Côté “gros” c’est encore plus direct : sur sept heures, la part des comptes long a chuté de 6,54 %, et le volume de positions diminue aussi sur une journée (-1,61 %). Les comptes réduisent les longs, le levier se désengage — il ne reste plus que les ordres d’achat au comptant qui jouent seuls la comédie. Sur quatre heures, 6 bougies, dont 4 en rouge ; le prix reste sous la ligne des 20 minutes (164,13), et après le rebond à 163,8, l’élan ne suffit plus.

Je suis baissier. À partir de 163,8, je short directement : premier objectif 160, deuxième objectif 156,9 (plus bas sur 24 heures) ; stop-loss au-dessus de 166,7. Dans le post précédent, la logique était de voir du long grâce au mur d’achats ; maintenant, du mauvais côté se trouve la partie contrats.

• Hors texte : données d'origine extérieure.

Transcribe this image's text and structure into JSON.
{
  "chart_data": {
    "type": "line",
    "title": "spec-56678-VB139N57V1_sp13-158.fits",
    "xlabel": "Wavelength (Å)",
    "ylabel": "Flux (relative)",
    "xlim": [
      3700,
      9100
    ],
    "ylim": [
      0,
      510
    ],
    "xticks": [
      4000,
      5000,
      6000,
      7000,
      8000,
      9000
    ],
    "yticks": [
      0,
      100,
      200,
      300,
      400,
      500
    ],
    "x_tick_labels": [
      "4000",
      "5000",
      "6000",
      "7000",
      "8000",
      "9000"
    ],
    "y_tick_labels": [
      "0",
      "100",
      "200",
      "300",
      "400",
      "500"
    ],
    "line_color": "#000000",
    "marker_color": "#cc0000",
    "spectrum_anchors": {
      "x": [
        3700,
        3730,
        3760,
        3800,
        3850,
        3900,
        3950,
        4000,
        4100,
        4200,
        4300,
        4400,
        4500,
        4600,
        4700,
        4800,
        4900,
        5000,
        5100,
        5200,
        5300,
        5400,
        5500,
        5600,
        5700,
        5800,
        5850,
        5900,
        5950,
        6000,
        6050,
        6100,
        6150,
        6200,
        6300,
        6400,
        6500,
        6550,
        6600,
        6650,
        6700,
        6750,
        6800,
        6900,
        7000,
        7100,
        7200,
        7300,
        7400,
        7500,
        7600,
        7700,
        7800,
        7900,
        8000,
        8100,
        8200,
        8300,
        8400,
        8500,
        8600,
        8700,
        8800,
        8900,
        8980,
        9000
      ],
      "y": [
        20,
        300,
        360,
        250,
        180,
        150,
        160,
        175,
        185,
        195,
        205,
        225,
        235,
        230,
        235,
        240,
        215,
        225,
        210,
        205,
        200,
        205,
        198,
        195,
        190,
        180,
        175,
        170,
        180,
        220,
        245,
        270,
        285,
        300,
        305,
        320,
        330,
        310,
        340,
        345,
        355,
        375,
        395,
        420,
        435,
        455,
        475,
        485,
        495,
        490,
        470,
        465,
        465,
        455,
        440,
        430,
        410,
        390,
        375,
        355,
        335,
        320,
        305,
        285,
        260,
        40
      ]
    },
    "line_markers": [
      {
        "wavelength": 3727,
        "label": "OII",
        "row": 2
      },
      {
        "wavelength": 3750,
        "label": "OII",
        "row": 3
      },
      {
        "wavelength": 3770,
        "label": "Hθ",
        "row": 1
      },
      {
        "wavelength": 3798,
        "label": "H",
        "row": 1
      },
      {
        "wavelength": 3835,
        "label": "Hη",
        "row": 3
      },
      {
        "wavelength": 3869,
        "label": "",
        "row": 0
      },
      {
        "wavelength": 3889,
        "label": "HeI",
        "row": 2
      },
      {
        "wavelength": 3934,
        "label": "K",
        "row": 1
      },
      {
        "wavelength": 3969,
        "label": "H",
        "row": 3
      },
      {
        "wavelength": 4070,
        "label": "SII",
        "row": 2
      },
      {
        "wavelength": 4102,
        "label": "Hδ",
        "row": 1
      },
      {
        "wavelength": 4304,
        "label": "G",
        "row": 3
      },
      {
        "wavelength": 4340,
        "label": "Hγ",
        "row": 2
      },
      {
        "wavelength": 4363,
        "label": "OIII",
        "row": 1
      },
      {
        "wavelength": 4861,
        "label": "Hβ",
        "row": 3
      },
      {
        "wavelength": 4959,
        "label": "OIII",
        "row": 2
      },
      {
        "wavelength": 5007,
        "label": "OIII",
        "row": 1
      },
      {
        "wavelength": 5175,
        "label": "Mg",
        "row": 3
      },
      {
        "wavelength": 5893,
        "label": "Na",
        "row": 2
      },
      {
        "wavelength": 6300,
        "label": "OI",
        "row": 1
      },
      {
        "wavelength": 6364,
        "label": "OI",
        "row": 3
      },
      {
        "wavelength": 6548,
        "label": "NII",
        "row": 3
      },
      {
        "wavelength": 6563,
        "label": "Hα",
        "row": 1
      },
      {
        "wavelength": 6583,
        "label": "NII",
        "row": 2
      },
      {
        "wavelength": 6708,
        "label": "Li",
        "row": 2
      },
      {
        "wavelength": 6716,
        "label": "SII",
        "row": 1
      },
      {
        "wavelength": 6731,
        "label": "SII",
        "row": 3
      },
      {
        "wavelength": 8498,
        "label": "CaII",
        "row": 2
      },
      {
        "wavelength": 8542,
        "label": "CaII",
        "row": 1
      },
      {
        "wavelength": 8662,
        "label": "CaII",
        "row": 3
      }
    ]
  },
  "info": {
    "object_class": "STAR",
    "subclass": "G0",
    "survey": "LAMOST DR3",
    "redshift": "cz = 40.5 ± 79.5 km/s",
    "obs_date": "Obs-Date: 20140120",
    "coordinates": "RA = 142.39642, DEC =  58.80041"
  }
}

Conditions d’inversion : la part d’achats “actifs” sur les contrats repasse au-dessus de 50 %, le ratio taker long/short revient au-dessus de 1, et le prix casse 165 avec du volume, puis tient au-dessus de 166,7. Cela signifierait que la pression vendeuse est absorbée par de l’argent réel ; dans ce cas, je reconnais mon erreur et je clôture mon short. D’ici là, ne croyez pas à ce mur d’achats.